Since 2016, the U.S. Bureau of Land Management (BLM) and the U.S. Forest Service have advanced five efforts that would dramatically alter protections for some 60 million acres of federally managed land in Alaska. If fully enacted, the policies and decisions outlined in those proposed and finalized plans would open vast stretches of the Bering Sea-Western Interior, Tongass National Forest, Central Yukon, National Petroleum Reserve-Alaska, and unencumbered BLM land to extractive development and have significant impacts on Alaska’s lands, rivers, wildlife, and the Indigenous peoples who call these landscapes home.1
The U.S. Forest Service and U.S. Department of Agriculture have finalized plans to strip vital protections from the Tongass National Forest in Alaska. The new rule went into effect on Oct. 29, 2020, and exempts 9.2 million acres that the agencies manage from the 2001 Roadless Area Conservation Rule, which prohibits road-building on designated publicly managed lands throughout the country and safeguards federal forest land from logging and related industrial activity.2 The new policy allows construction of new roads to facilitate more commercial logging and mining in the most pristine areas of the nation’s largest national forest.

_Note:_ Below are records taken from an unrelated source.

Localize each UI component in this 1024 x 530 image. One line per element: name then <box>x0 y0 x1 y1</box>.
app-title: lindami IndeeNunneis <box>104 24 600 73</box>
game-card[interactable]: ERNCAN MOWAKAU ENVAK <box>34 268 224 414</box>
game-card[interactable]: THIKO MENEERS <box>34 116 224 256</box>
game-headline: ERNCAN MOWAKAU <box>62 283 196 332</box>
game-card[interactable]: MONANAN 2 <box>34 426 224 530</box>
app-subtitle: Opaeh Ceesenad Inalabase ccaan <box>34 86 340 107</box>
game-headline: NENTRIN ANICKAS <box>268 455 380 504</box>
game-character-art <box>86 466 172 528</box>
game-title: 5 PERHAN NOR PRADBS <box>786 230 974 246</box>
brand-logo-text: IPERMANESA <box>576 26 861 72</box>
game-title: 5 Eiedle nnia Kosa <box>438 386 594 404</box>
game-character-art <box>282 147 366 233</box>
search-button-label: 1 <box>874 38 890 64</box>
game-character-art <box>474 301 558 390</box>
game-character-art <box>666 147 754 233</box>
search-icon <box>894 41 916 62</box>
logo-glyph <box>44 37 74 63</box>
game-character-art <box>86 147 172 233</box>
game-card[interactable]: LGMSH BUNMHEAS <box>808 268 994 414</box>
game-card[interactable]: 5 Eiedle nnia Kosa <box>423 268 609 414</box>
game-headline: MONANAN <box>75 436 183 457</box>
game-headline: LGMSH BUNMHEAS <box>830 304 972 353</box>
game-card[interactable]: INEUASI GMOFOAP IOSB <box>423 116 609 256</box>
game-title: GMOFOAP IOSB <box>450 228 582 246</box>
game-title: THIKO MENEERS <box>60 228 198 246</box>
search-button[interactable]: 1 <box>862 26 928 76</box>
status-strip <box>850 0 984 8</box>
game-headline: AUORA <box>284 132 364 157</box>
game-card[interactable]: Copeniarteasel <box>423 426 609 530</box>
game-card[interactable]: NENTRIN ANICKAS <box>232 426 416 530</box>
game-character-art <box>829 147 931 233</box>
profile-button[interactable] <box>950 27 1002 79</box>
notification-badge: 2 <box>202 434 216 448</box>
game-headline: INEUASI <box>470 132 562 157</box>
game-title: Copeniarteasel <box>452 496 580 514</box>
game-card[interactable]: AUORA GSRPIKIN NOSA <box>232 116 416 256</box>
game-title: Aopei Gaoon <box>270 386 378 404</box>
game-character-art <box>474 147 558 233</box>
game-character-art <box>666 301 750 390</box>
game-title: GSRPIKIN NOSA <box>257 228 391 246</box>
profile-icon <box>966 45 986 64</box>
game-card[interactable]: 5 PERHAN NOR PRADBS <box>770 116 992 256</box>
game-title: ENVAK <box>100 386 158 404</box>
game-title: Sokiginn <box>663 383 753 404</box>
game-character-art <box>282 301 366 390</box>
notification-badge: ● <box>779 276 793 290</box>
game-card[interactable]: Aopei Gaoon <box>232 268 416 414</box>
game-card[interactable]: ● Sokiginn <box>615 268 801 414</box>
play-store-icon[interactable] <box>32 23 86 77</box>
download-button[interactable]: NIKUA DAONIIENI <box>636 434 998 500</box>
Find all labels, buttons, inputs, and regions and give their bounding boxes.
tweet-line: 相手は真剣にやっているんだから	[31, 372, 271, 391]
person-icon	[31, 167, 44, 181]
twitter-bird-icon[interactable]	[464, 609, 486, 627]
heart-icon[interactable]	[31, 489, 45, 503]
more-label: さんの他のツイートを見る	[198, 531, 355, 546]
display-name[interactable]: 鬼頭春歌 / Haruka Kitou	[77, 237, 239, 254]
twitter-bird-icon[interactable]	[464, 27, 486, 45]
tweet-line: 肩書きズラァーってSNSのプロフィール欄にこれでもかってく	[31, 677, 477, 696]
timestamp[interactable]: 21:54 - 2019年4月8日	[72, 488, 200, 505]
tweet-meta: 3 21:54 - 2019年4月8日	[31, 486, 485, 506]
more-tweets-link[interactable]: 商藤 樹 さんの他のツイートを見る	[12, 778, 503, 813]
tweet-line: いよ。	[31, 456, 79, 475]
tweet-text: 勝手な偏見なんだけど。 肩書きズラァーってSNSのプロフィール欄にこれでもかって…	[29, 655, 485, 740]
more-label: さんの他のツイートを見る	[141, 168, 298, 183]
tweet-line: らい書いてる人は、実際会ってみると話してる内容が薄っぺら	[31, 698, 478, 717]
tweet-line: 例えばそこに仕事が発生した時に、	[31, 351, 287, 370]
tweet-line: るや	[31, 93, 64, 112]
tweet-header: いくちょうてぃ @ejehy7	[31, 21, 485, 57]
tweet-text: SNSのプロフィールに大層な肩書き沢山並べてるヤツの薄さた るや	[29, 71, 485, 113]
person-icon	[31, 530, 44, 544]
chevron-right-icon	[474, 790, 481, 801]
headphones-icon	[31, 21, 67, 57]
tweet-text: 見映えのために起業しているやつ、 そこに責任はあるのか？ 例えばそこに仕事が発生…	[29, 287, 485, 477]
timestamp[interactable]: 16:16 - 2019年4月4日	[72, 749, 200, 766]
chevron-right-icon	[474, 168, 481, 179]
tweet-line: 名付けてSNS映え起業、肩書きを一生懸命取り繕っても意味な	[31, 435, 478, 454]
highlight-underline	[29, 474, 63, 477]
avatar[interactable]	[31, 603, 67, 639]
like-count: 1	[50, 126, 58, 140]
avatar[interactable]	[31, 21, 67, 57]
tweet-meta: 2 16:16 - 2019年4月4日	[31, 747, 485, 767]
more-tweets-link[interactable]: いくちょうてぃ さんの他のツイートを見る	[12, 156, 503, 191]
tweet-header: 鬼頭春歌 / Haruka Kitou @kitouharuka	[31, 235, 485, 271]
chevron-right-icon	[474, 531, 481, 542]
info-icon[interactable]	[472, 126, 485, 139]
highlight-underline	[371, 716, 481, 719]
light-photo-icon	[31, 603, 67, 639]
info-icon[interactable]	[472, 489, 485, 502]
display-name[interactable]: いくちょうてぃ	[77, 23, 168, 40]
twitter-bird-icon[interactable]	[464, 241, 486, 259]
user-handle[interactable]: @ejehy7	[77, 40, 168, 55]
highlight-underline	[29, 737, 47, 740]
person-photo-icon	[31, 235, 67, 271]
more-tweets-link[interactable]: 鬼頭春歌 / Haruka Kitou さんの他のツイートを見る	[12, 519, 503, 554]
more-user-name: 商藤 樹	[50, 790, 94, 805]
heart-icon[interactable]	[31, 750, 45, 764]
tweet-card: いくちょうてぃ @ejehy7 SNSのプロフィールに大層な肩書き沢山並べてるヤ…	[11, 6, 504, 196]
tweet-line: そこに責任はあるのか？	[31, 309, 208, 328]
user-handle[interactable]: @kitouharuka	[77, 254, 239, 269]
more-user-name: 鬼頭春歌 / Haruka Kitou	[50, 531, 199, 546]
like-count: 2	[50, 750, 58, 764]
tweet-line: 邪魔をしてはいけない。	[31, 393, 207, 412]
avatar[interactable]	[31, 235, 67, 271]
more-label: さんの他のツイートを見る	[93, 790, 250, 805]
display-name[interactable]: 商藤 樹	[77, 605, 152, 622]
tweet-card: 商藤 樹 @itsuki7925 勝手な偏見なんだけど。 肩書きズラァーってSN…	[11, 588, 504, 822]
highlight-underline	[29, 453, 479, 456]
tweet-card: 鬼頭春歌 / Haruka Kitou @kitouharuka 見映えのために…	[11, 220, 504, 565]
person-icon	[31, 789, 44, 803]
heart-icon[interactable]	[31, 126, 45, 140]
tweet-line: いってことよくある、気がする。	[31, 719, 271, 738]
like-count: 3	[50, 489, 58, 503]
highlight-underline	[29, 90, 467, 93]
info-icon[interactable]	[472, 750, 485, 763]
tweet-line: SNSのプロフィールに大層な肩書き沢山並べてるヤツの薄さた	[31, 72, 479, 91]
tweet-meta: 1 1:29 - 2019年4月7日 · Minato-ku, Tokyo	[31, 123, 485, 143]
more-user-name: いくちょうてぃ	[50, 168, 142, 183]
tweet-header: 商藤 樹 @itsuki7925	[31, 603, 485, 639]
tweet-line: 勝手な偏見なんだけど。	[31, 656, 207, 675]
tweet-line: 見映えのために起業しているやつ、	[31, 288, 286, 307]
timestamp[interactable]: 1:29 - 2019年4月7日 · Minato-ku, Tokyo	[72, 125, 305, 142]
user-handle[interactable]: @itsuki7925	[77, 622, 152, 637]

Moreover, the rule does not reflect the priorities of Alaska residents who support forest protection by a 6 percentage-point margin. Further, nearly a quarter of a million people from throughout the country submitted comments objecting to the plan before it was finalized. And among Alaskans who hunt and fish, 61 percent support maintaining roadless rule protections in the Tongass.3
Economically, opening the Tongass to industrial development has proved a losing proposition. A study by the nonpartisan Taxpayers for Common Sense found that since 1980, the Forest Service has lost more than $1.7 billion on Tongass timber sales, which generated total revenue of $227 million but cost American taxpayers $1.96 billion for subsidies and other expenditures.4
Further, the Forest Service’s plan fails to account for the effects on the Tongass of eliminating the roadless rule. In August 2020, a study by the Congressional Research Service determined that the Forest Service did not analyze the effects that the forest management plan, increased timber harvesting, and road construction would have on resources, such as fish populations, habitat, and water quality.5
Southeast Alaska tribes have fought for decades to maintain protections for the Tongass’ old-growth forest to safeguard Indigenous peoples’ culture and food security. The Bush administration and the state of Alaska both tried to undo the roadless rule, and the battle went all the way to the U.S. Supreme Court, which declined to hear the case, leaving the protections in place.6
Because Indigenous communities’ well-being is inextricably linked to the ecological health of the forest, nine Southeast tribes recently petitioned the Forest Service to identify and protect Indigenous lands in the Tongass.7 However, the final plan did not address this request, and the tribes will continue working to conserve the ancient forest.